I like how Walter Brueggemann sums this up. He offers, previously, there was a divine “if,” and this led to Saul’s demise. But now, with David, there is a divine “but.”[iv] It’s been a few years, but for those who have been around a while, perhaps you’ll recall this sermon from 2017, “I like God’s but, and I cannot lie.” Unlike with Saul, whose leadership was terminated by God because of his unfaithfulness, when God said, you can be a leader if you’ll be faithful, in this new covenant that God is establishing, “There are no acts of disobedience in purview which can make [God] terminate this profound commitment. … [God] has signed a blank check to the David enterprise and has radically shifted the theological foundations of Israel.”[v]
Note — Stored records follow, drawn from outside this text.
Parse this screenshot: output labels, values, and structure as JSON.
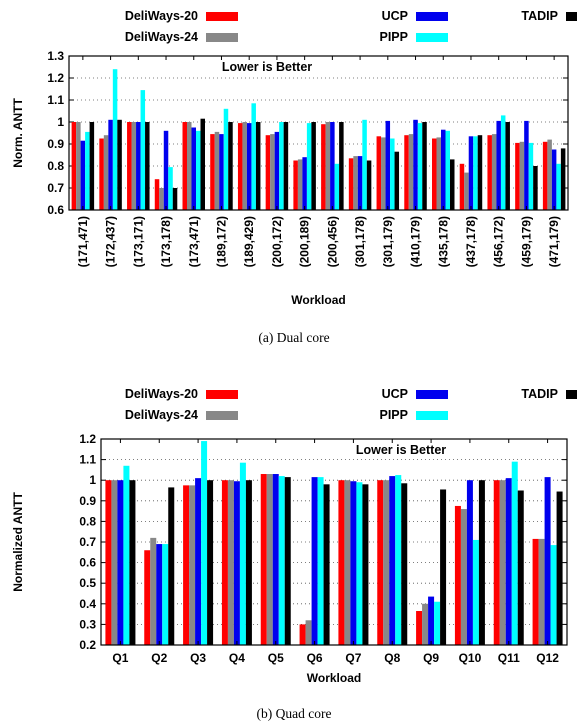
{
  "chart_data": [
    {
      "type": "bar",
      "caption": "(a)  Dual core",
      "annotation": "Lower is Better",
      "ylabel": "Norm. ANTT",
      "xlabel": "Workload",
      "ylim": [
        0.6,
        1.3
      ],
      "yticks": [
        "0.6",
        "0.7",
        "0.8",
        "0.9",
        "1",
        "1.1",
        "1.2",
        "1.3"
      ],
      "grid": true,
      "legend_position": "top",
      "categories": [
        "(171,471)",
        "(172,437)",
        "(173,171)",
        "(173,178)",
        "(173,471)",
        "(189,172)",
        "(189,429)",
        "(200,172)",
        "(200,189)",
        "(200,456)",
        "(301,178)",
        "(301,179)",
        "(410,179)",
        "(435,178)",
        "(437,178)",
        "(456,172)",
        "(459,179)",
        "(471,179)"
      ],
      "series": [
        {
          "name": "DeliWays-20",
          "color": "#ff0000",
          "values": [
            1.0,
            0.925,
            1.0,
            0.74,
            1.0,
            0.945,
            0.995,
            0.94,
            0.825,
            0.99,
            0.835,
            0.935,
            0.94,
            0.925,
            0.81,
            0.94,
            0.905,
            0.91
          ]
        },
        {
          "name": "DeliWays-24",
          "color": "#888888",
          "values": [
            1.0,
            0.94,
            1.0,
            0.7,
            1.0,
            0.955,
            1.0,
            0.945,
            0.83,
            1.0,
            0.845,
            0.93,
            0.945,
            0.93,
            0.77,
            0.945,
            0.91,
            0.92
          ]
        },
        {
          "name": "UCP",
          "color": "#0000ee",
          "values": [
            0.915,
            1.01,
            1.0,
            0.96,
            0.975,
            0.945,
            0.995,
            0.955,
            0.84,
            1.0,
            0.845,
            1.005,
            1.01,
            0.965,
            0.935,
            1.005,
            1.005,
            0.875
          ]
        },
        {
          "name": "PIPP",
          "color": "#00ffff",
          "values": [
            0.955,
            1.24,
            1.145,
            0.795,
            0.96,
            1.06,
            1.085,
            1.0,
            0.995,
            0.81,
            1.01,
            0.925,
            0.995,
            0.96,
            0.935,
            1.03,
            0.905,
            0.81
          ]
        },
        {
          "name": "TADIP",
          "color": "#000000",
          "values": [
            1.0,
            1.01,
            1.0,
            0.7,
            1.015,
            1.0,
            1.0,
            1.0,
            1.0,
            1.0,
            0.825,
            0.865,
            1.0,
            0.83,
            0.94,
            1.0,
            0.8,
            0.88
          ]
        }
      ]
    },
    {
      "type": "bar",
      "caption": "(b)  Quad core",
      "annotation": "Lower is Better",
      "ylabel": "Normalized ANTT",
      "xlabel": "Workload",
      "ylim": [
        0.2,
        1.2
      ],
      "yticks": [
        "0.2",
        "0.3",
        "0.4",
        "0.5",
        "0.6",
        "0.7",
        "0.8",
        "0.9",
        "1",
        "1.1",
        "1.2"
      ],
      "grid": true,
      "legend_position": "top",
      "categories": [
        "Q1",
        "Q2",
        "Q3",
        "Q4",
        "Q5",
        "Q6",
        "Q7",
        "Q8",
        "Q9",
        "Q10",
        "Q11",
        "Q12"
      ],
      "series": [
        {
          "name": "DeliWays-20",
          "color": "#ff0000",
          "values": [
            1.0,
            0.66,
            0.975,
            1.0,
            1.03,
            0.3,
            1.0,
            1.0,
            0.365,
            0.875,
            1.0,
            0.715
          ]
        },
        {
          "name": "DeliWays-24",
          "color": "#888888",
          "values": [
            1.0,
            0.72,
            0.975,
            1.0,
            1.03,
            0.32,
            1.0,
            1.0,
            0.4,
            0.86,
            1.0,
            0.715
          ]
        },
        {
          "name": "UCP",
          "color": "#0000ee",
          "values": [
            1.0,
            0.69,
            1.01,
            0.995,
            1.03,
            1.015,
            0.995,
            1.02,
            0.435,
            1.0,
            1.01,
            1.015
          ]
        },
        {
          "name": "PIPP",
          "color": "#00ffff",
          "values": [
            1.07,
            0.69,
            1.19,
            1.085,
            1.02,
            1.015,
            0.99,
            1.025,
            0.41,
            0.71,
            1.09,
            0.685
          ]
        },
        {
          "name": "TADIP",
          "color": "#000000",
          "values": [
            1.0,
            0.965,
            1.0,
            1.0,
            1.015,
            0.98,
            0.98,
            0.985,
            0.955,
            1.0,
            0.95,
            0.945
          ]
        }
      ]
    }
  ]
}
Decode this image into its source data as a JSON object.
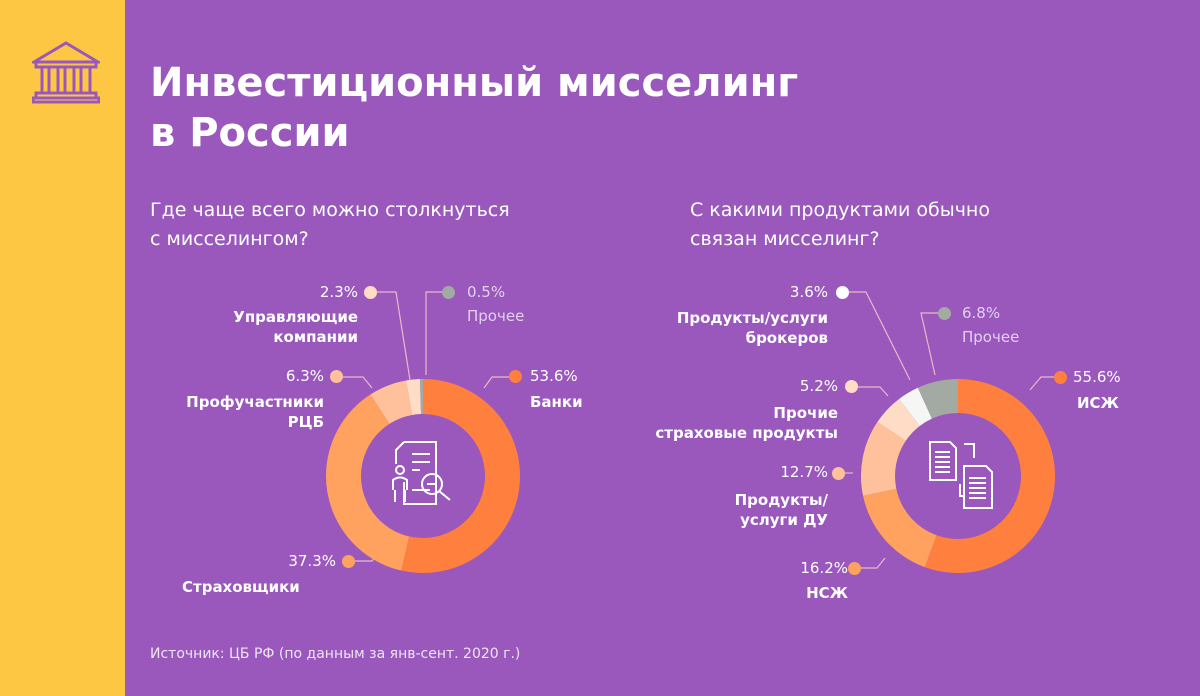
{
  "title_line1": "Инвестиционный мисселинг",
  "title_line2": "в России",
  "logo_icon": "bank-building-icon",
  "colors": {
    "background": "#9a58bd",
    "sidebar": "#fdc744"
  },
  "source": "Источник: ЦБ РФ (по данным за янв-сент. 2020 г.)",
  "chart_data": [
    {
      "type": "pie",
      "donut": true,
      "title": "Где чаще всего можно столкнуться с мисселингом?",
      "title_line1": "Где чаще всего можно столкнуться",
      "title_line2": "с мисселингом?",
      "center_icon": "document-search-person-icon",
      "slices": [
        {
          "label": "Банки",
          "value": 53.6,
          "display": "53.6%",
          "color": "#ff7f3e"
        },
        {
          "label": "Страховщики",
          "value": 37.3,
          "display": "37.3%",
          "color": "#ffa25f"
        },
        {
          "label_line1": "Профучастники",
          "label_line2": "РЦБ",
          "label": "Профучастники РЦБ",
          "value": 6.3,
          "display": "6.3%",
          "color": "#ffc19c"
        },
        {
          "label_line1": "Управляющие",
          "label_line2": "компании",
          "label": "Управляющие компании",
          "value": 2.3,
          "display": "2.3%",
          "color": "#ffdcc6"
        },
        {
          "label": "Прочее",
          "value": 0.5,
          "display": "0.5%",
          "color": "#a3a9a3"
        }
      ]
    },
    {
      "type": "pie",
      "donut": true,
      "title": "С какими продуктами обычно связан мисселинг?",
      "title_line1": "С какими продуктами обычно",
      "title_line2": "связан мисселинг?",
      "center_icon": "documents-exchange-icon",
      "slices": [
        {
          "label": "ИСЖ",
          "value": 55.6,
          "display": "55.6%",
          "color": "#ff7f3e"
        },
        {
          "label": "НСЖ",
          "value": 16.2,
          "display": "16.2%",
          "color": "#ffa25f"
        },
        {
          "label_line1": "Продукты/",
          "label_line2": "услуги ДУ",
          "label": "Продукты/ услуги ДУ",
          "value": 12.7,
          "display": "12.7%",
          "color": "#ffc19c"
        },
        {
          "label_line1": "Прочие",
          "label_line2": "страховые продукты",
          "label": "Прочие страховые продукты",
          "value": 5.2,
          "display": "5.2%",
          "color": "#ffdcc6"
        },
        {
          "label_line1": "Продукты/услуги",
          "label_line2": "брокеров",
          "label": "Продукты/услуги брокеров",
          "value": 3.6,
          "display": "3.6%",
          "color": "#f6f6f4"
        },
        {
          "label": "Прочее",
          "value": 6.8,
          "display": "6.8%",
          "color": "#a3a9a3"
        }
      ]
    }
  ]
}
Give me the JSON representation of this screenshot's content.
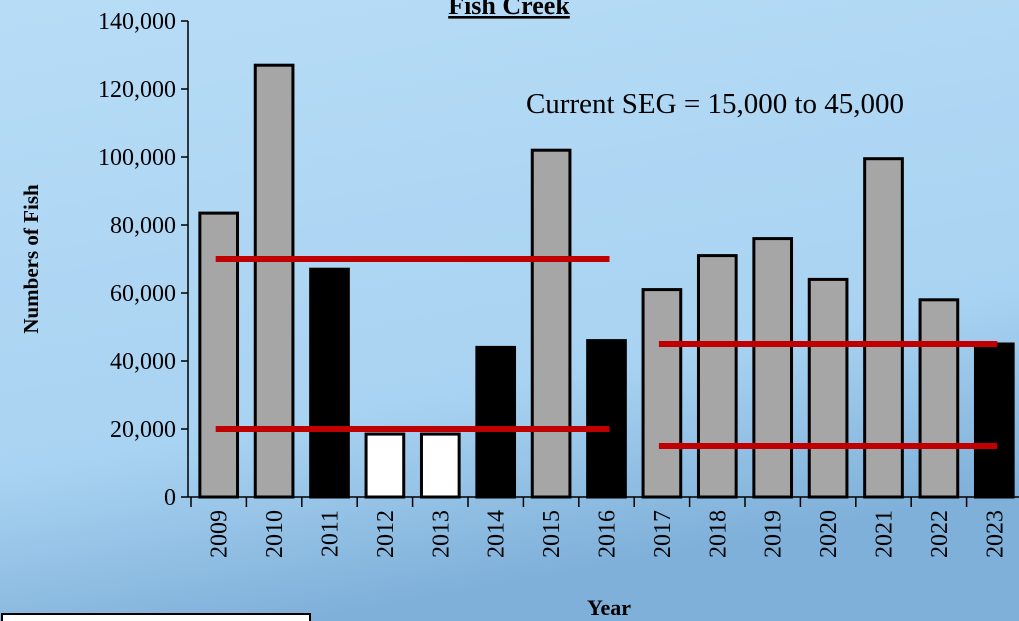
{
  "chart_data": {
    "type": "bar",
    "title": "Fish Creek",
    "annotation": "Current SEG = 15,000 to 45,000",
    "x_label": "Year",
    "y_label": "Numbers of Fish",
    "categories": [
      "2009",
      "2010",
      "2011",
      "2012",
      "2013",
      "2014",
      "2015",
      "2016",
      "2017",
      "2018",
      "2019",
      "2020",
      "2021",
      "2022",
      "2023"
    ],
    "values": [
      83500,
      127000,
      67000,
      18500,
      18500,
      44000,
      102000,
      46000,
      61000,
      71000,
      76000,
      64000,
      99500,
      58000,
      45000
    ],
    "colors": [
      "#a6a6a6",
      "#a6a6a6",
      "#000000",
      "#ffffff",
      "#ffffff",
      "#000000",
      "#a6a6a6",
      "#000000",
      "#a6a6a6",
      "#a6a6a6",
      "#a6a6a6",
      "#a6a6a6",
      "#a6a6a6",
      "#a6a6a6",
      "#000000"
    ],
    "ranges": [
      {
        "first": "2009",
        "last": "2016",
        "values": [
          20000,
          70000
        ],
        "color": "#c00000"
      },
      {
        "first": "2017",
        "last": "2023",
        "values": [
          15000,
          45000
        ],
        "color": "#c00000"
      }
    ],
    "ylim": [
      0,
      140000
    ],
    "yticks": [
      0,
      {
        "value": 20000,
        "label": "20,000"
      },
      {
        "value": 40000,
        "label": "40,000"
      },
      {
        "value": 60000,
        "label": "60,000"
      },
      {
        "value": 80000,
        "label": "80,000"
      },
      {
        "value": 100000,
        "label": "100,000"
      },
      {
        "value": 120000,
        "label": "120,000"
      },
      {
        "value": 140000,
        "label": "140,000"
      }
    ]
  }
}
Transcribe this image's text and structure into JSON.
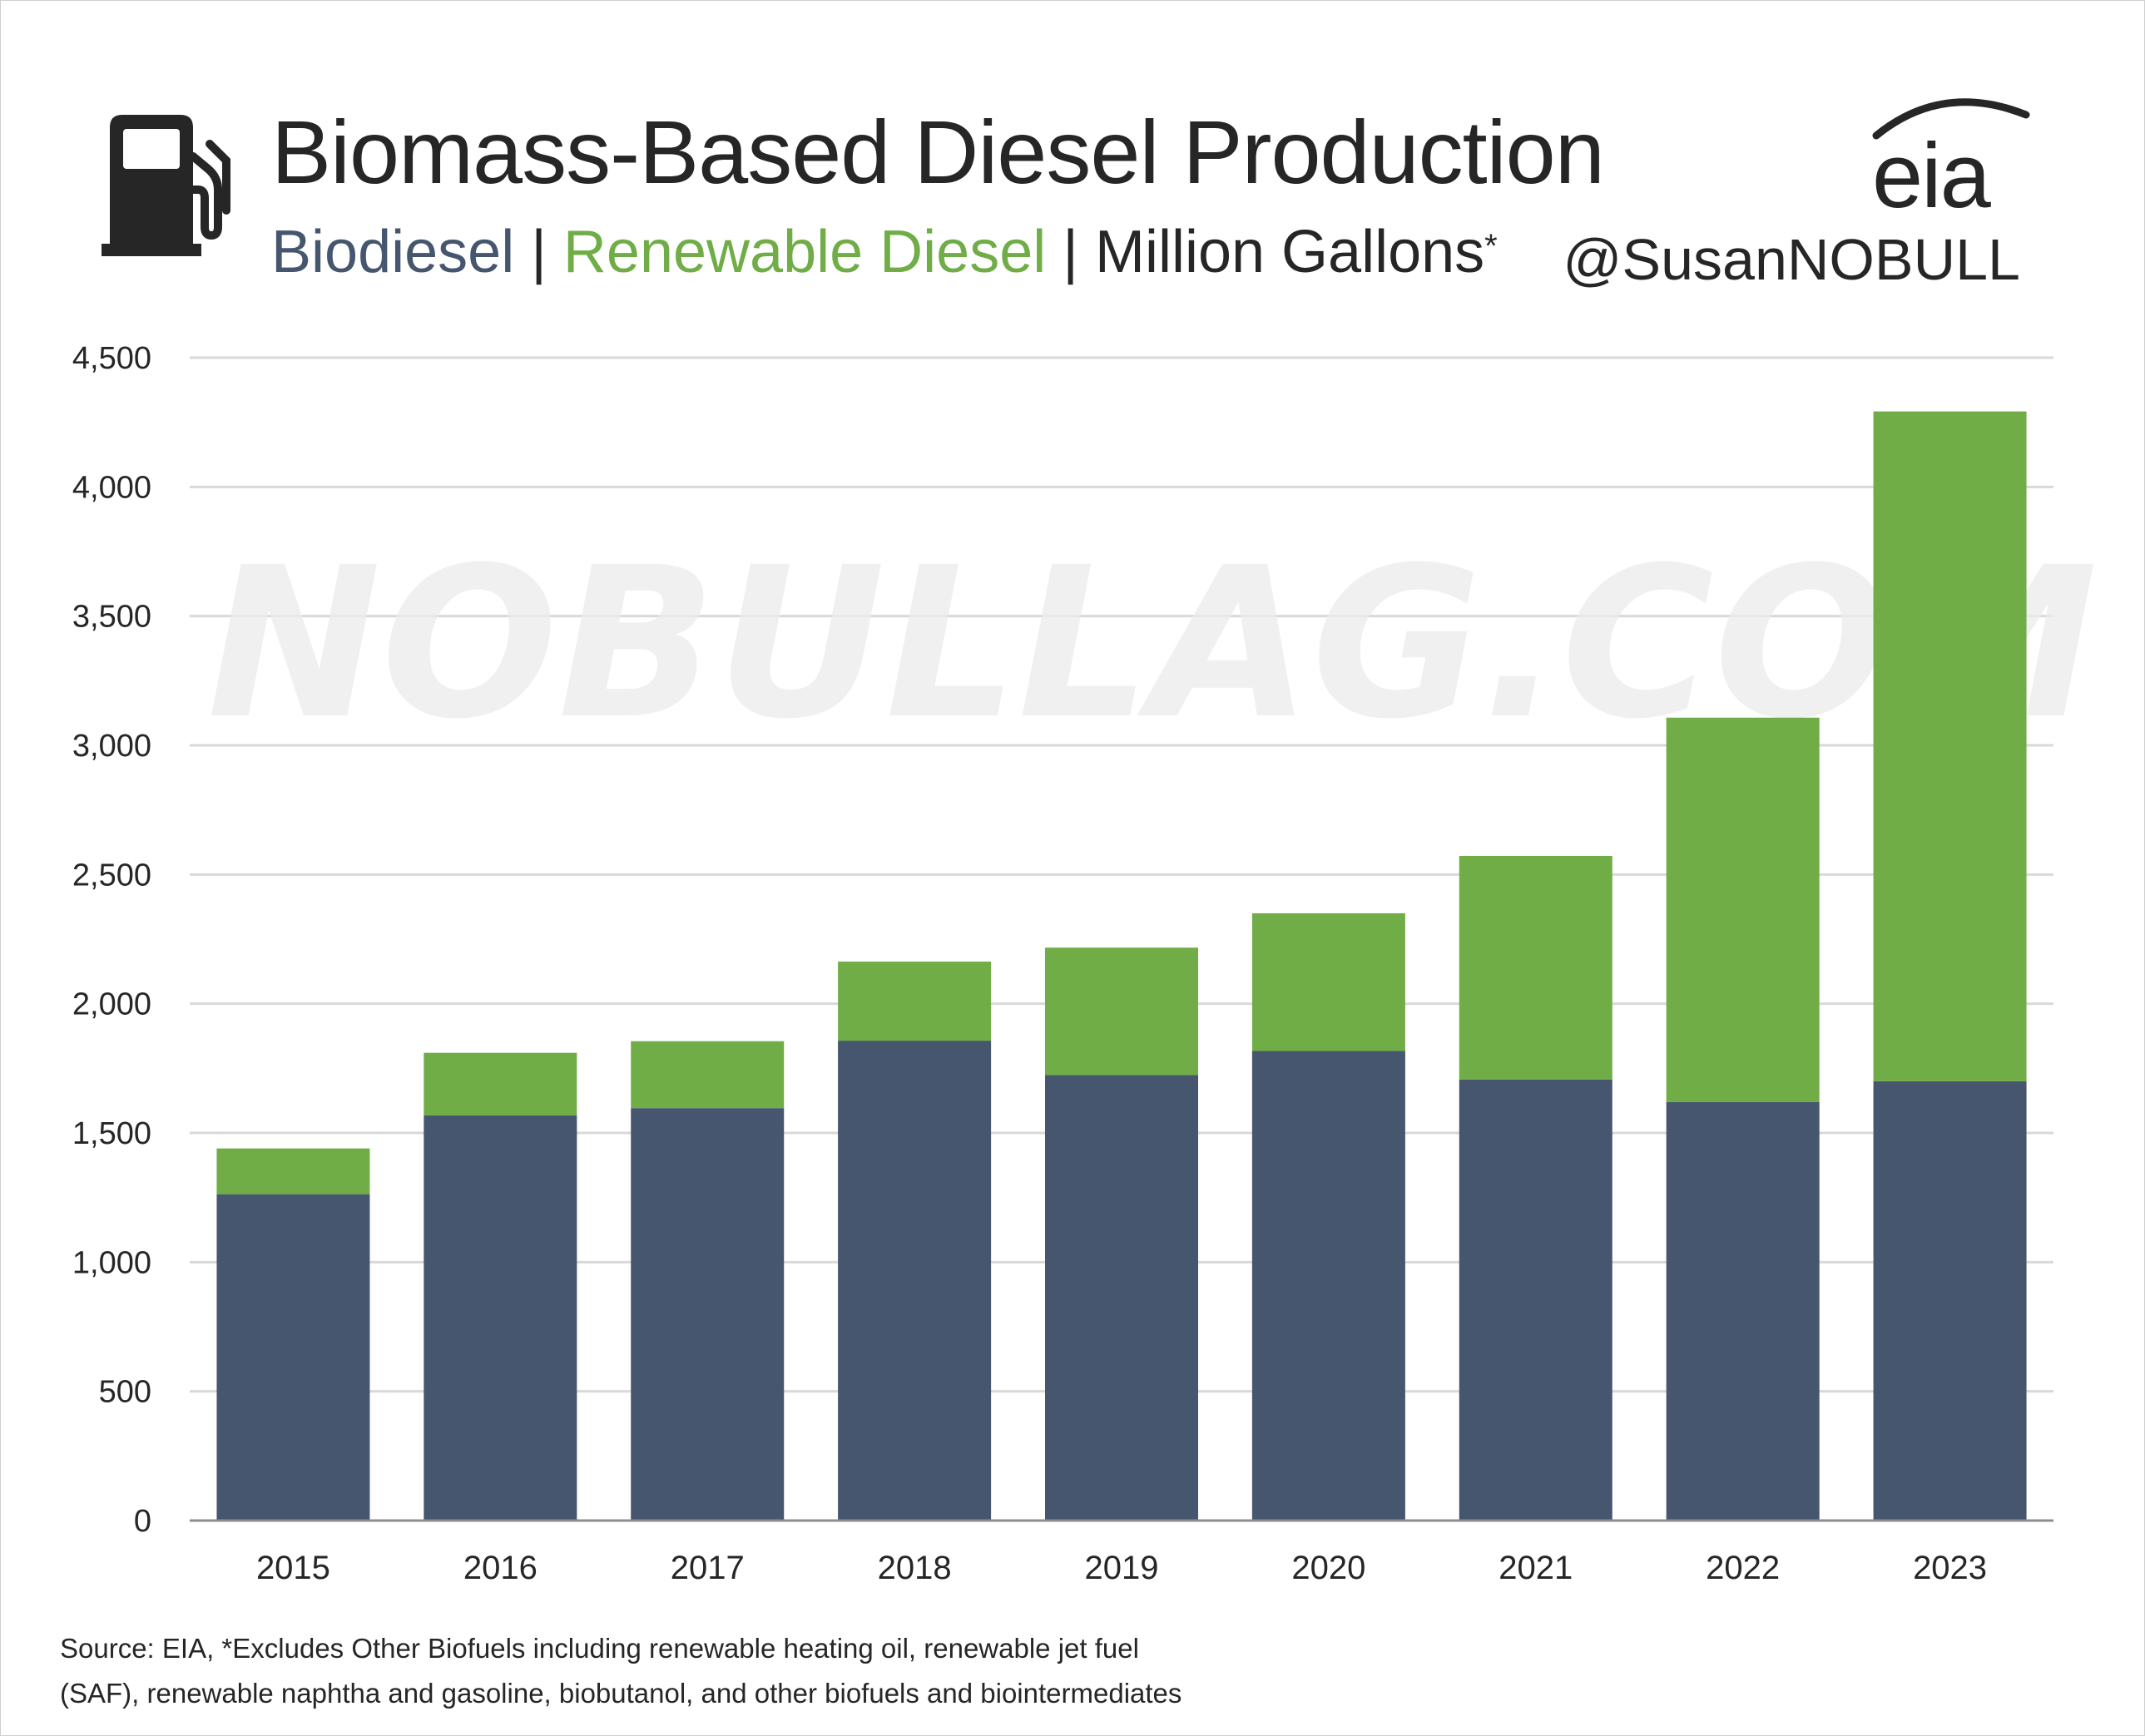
{
  "header": {
    "title": "Biomass-Based Diesel Production",
    "subtitle": {
      "series1": "Biodiesel",
      "separator": "|",
      "series2": "Renewable Diesel",
      "unit": "Million Gallons",
      "asterisk": "*"
    },
    "logo_text": "eia",
    "handle": "@SusanNOBULL",
    "icon": "fuel-pump-icon"
  },
  "watermark": "NOBULLAG.COM",
  "footer": {
    "source_line1": "Source: EIA, *Excludes Other Biofuels including renewable heating oil, renewable jet fuel",
    "source_line2": "(SAF), renewable naphtha and gasoline, biobutanol, and other biofuels and biointermediates"
  },
  "colors": {
    "biodiesel": "#45566e",
    "renewable_diesel": "#70ad47",
    "grid": "#d9d9d9",
    "axis": "#8c8c8c",
    "text": "#262626"
  },
  "chart_data": {
    "type": "bar",
    "stacked": true,
    "categories": [
      "2015",
      "2016",
      "2017",
      "2018",
      "2019",
      "2020",
      "2021",
      "2022",
      "2023"
    ],
    "series": [
      {
        "name": "Biodiesel",
        "color": "#45566e",
        "values": [
          1263,
          1568,
          1596,
          1857,
          1724,
          1817,
          1707,
          1620,
          1700
        ]
      },
      {
        "name": "Renewable Diesel",
        "color": "#70ad47",
        "values": [
          177,
          242,
          259,
          306,
          493,
          533,
          865,
          1487,
          2592
        ]
      }
    ],
    "ylim": [
      0,
      4500
    ],
    "yticks": [
      0,
      500,
      1000,
      1500,
      2000,
      2500,
      3000,
      3500,
      4000,
      4500
    ],
    "ytick_labels": [
      "0",
      "500",
      "1,000",
      "1,500",
      "2,000",
      "2,500",
      "3,000",
      "3,500",
      "4,000",
      "4,500"
    ],
    "grid": true,
    "xlabel": "",
    "ylabel": ""
  }
}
So again, while I do not think Nathan was intending in the midst of this prophecy to point directly to Jesus, as we reflect back on the history of God and God’s people, I can’t help but think it possible Jesus would have referenced this text when pointing to himself as the fulfillment of God’s promise in the establishment of this new covenant. Because there is no greater “but” in God’s promise than in the person of Jesus Christ.
Not only does Jesus hail from the line of David, not only is Jesus the one who is called the Son of God, not only is Jesus the one who calls God “Abba,” “Father,” but it is Jesus that proclaims the divine “but,” which refuses to give sin and death the final say. It is Jesus who establishes a new house of God that is no longer confined to the walls of an Ark, or the walls of a Temple. Jesus comes and breathes the gift of the Spirit who roams without walls or boarders to proclaim God’s unconditional love throughout creation, and it is Jesus who is hailed by the apostles to be seated on the throne for eternity.
The disciples walking the Emmaus Road were defeated. Christ had been given over to the Roman cross. He had been taken from his grave. They were in dire straits, for they felt the promise of God had failed. And yet, that is, but Christ had not been taken from the grave, he had been raised. God’s unconditional “but” said he may have died, but the grave cannot hold him. The Romans may have crucified him, but his life has not ended. Pain has come upon this people, but joy comes in the morning.
This is the radical statement about the very kind of god the Lord is: “a God who binds God’s very self to God’s people forever, and that means that the people will endure, whatever comes.”[vi] This is the promise of God in Jesus Christ – this is the promise Jesus reminds the disciples of on the Emmaus Road – and we would do well to listen. Come whatever may, we are God’s people; God has gifted us with an unconditional love – a promise that goes from ever-lasting to ever-lasting – a glory that cannot be overcome – an assurance that declares, so long as there is work to do, God will surely lead us through.
Set let us have ears to hear, and hearts to receive, as we walk with Christ and hear the promise of God’s continual love that still leads us today. For the glory of God, we give thanks. Amen, and Amen.